You are viewing a plain text version of this content. The canonical link for it is here.
Posted to issues@flink.apache.org by "Zakelly Lan (Jira)" <ji...@apache.org> on 2020/05/13 02:59:00 UTC

[jira] [Updated] (FLINK-17645) REAPER_THREAD in SafetyNetCloseableRegistry start() failed, causing the repeated failover.

     [ https://issues.apache.org/jira/browse/FLINK-17645?page=com.atlassian.jira.plugin.system.issuetabpanels:all-tabpanel ]

Zakelly Lan updated FLINK-17645:
--------------------------------
    Description: 
I'm running a modified version of Flink, and encountered the exception below when task start:
{code:java}
2020-05-12 00:46:19,037 ERROR [***] org.apache.flink.runtime.taskmanager.Task   - Encountered an unexpected exception
java.lang.OutOfMemoryError: unable to create new native thread
        at java.lang.Thread.start0(Native Method)
        at java.lang.Thread.start(Thread.java:802)
        at org.apache.flink.core.fs.SafetyNetCloseableRegistry.<init>(SafetyNetCloseableRegistry.java:73)
        at org.apache.flink.core.fs.FileSystemSafetyNet.initializeSafetyNetForThread(FileSystemSafetyNet.java:89)
        at org.apache.flink.runtime.taskmanager.Task.run(Task.java:586)
        at java.lang.Thread.run(Thread.java:834)
2020-05-12 00:46:19,038 INFO  [***] org.apache.flink.runtime.taskmanager.Task 
java.lang.OutOfMemoryError: unable to create new native thread
        at java.lang.Thread.start0(Native Method)
        at java.lang.Thread.start(Thread.java:802)
        at org.apache.flink.core.fs.SafetyNetCloseableRegistry.<init>(SafetyNetCloseableRegistry.java:73)
        at org.apache.flink.core.fs.FileSystemSafetyNet.initializeSafetyNetForThread(FileSystemSafetyNet.java:89)
        at org.apache.flink.runtime.taskmanager.Task.run(Task.java:586)
        at java.lang.Thread.run(Thread.java:834)
{code}
The REAPER_THREAD.start() fails because of OOM, and REAPER_THREAD will never be null.
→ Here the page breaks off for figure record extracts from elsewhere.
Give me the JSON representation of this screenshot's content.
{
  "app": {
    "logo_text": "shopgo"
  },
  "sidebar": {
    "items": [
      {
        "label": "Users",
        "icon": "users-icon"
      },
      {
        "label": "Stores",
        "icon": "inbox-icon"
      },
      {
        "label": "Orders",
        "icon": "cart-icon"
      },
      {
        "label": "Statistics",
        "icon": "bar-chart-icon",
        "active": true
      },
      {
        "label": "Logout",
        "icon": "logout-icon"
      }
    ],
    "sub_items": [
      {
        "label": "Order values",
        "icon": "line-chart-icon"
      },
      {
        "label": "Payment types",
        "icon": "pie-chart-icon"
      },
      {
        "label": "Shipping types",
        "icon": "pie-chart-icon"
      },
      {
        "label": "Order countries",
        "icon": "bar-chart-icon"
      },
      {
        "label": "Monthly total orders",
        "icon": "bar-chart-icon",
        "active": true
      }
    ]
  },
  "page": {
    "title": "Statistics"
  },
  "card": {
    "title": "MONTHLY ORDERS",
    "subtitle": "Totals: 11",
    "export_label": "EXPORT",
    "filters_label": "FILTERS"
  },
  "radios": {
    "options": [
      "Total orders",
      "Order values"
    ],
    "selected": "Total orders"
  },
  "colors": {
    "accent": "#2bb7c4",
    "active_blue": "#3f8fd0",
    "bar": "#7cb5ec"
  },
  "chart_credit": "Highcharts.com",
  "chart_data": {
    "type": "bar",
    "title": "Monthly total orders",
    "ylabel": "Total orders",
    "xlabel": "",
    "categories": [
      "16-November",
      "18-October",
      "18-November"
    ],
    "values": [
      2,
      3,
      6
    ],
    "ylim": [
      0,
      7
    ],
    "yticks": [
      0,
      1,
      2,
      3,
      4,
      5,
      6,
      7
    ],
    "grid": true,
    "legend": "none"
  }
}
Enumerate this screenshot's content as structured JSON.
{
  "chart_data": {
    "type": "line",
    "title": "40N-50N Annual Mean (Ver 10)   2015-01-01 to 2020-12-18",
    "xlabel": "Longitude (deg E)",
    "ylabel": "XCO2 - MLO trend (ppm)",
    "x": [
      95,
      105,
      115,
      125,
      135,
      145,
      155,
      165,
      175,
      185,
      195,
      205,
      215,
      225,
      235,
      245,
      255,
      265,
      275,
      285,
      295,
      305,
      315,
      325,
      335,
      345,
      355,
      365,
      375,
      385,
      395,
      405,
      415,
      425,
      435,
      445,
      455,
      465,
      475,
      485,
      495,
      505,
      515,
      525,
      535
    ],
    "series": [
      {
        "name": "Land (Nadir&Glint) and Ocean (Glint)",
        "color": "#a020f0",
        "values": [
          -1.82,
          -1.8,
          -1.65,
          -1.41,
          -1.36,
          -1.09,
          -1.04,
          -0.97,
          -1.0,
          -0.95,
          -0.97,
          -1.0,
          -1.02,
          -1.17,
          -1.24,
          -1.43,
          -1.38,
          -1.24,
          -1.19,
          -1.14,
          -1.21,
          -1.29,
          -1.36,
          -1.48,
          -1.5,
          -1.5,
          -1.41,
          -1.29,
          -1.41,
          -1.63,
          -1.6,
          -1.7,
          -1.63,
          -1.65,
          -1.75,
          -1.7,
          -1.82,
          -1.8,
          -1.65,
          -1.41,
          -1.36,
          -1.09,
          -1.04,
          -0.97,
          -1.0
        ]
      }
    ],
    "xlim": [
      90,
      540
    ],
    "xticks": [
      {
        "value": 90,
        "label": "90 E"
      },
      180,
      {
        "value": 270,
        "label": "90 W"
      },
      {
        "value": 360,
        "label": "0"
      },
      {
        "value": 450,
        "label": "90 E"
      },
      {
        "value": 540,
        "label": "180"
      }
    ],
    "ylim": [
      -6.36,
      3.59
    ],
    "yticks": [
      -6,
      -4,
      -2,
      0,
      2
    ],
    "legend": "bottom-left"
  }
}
Since then, every time SafetyNetCloseableRegistry init in this VM will cause an IllegalStateException:
{code:java}
java.lang.IllegalStateException
	at org.apache.flink.util.Preconditions.checkState(Preconditions.java:179)
	at org.apache.flink.core.fs.SafetyNetCloseableRegistry.<init>(SafetyNetCloseableRegistry.java:71)
	at org.apache.flink.core.fs.FileSystemSafetyNet.initializeSafetyNetForThread(FileSystemSafetyNet.java:89)
	at org.apache.flink.runtime.taskmanager.Task.run(Task.java:586)
	at java.lang.Thread.run(Thread.java:834){code}
This may happen in very old version of Flink as well.

  was:
I'm running a modified version of Flink, and encountered the exception below when task start:

 
{code:java}
2020-05-12 00:46:19,037 ERROR [***] org.apache.flink.runtime.taskmanager.Task   - Encountered an unexpected exception
java.lang.OutOfMemoryError: unable to create new native thread
        at java.lang.Thread.start0(Native Method)
        at java.lang.Thread.start(Thread.java:802)
        at org.apache.flink.core.fs.SafetyNetCloseableRegistry.<init>(SafetyNetCloseableRegistry.java:73)
        at org.apache.flink.core.fs.FileSystemSafetyNet.initializeSafetyNetForThread(FileSystemSafetyNet.java:89)
        at org.apache.flink.runtime.taskmanager.Task.run(Task.java:586)
        at java.lang.Thread.run(Thread.java:834)
2020-05-12 00:46:19,038 INFO  [***] org.apache.flink.runtime.taskmanager.Task 
java.lang.OutOfMemoryError: unable to create new native thread
        at java.lang.Thread.start0(Native Method)
        at java.lang.Thread.start(Thread.java:802)
        at org.apache.flink.core.fs.SafetyNetCloseableRegistry.<init>(SafetyNetCloseableRegistry.java:73)
        at org.apache.flink.core.fs.FileSystemSafetyNet.initializeSafetyNetForThread(FileSystemSafetyNet.java:89)
        at org.apache.flink.runtime.taskmanager.Task.run(Task.java:586)
        at java.lang.Thread.run(Thread.java:834)
{code}
 

The REAPER_THREAD.start() fails because of OOM, and REAPER_THREAD will never be null. Since then, every time SafetyNetCloseableRegistry init in this VM will cause an IllegalStateException:

 
{code:java}
java.lang.IllegalStateException
	at org.apache.flink.util.Preconditions.checkState(Preconditions.java:179)
	at org.apache.flink.core.fs.SafetyNetCloseableRegistry.<init>(SafetyNetCloseableRegistry.java:71)
	at org.apache.flink.core.fs.FileSystemSafetyNet.initializeSafetyNetForThread(FileSystemSafetyNet.java:89)
	at org.apache.flink.runtime.taskmanager.Task.run(Task.java:586)
	at java.lang.Thread.run(Thread.java:834){code}
 

This may happen in very old version of Flink as well.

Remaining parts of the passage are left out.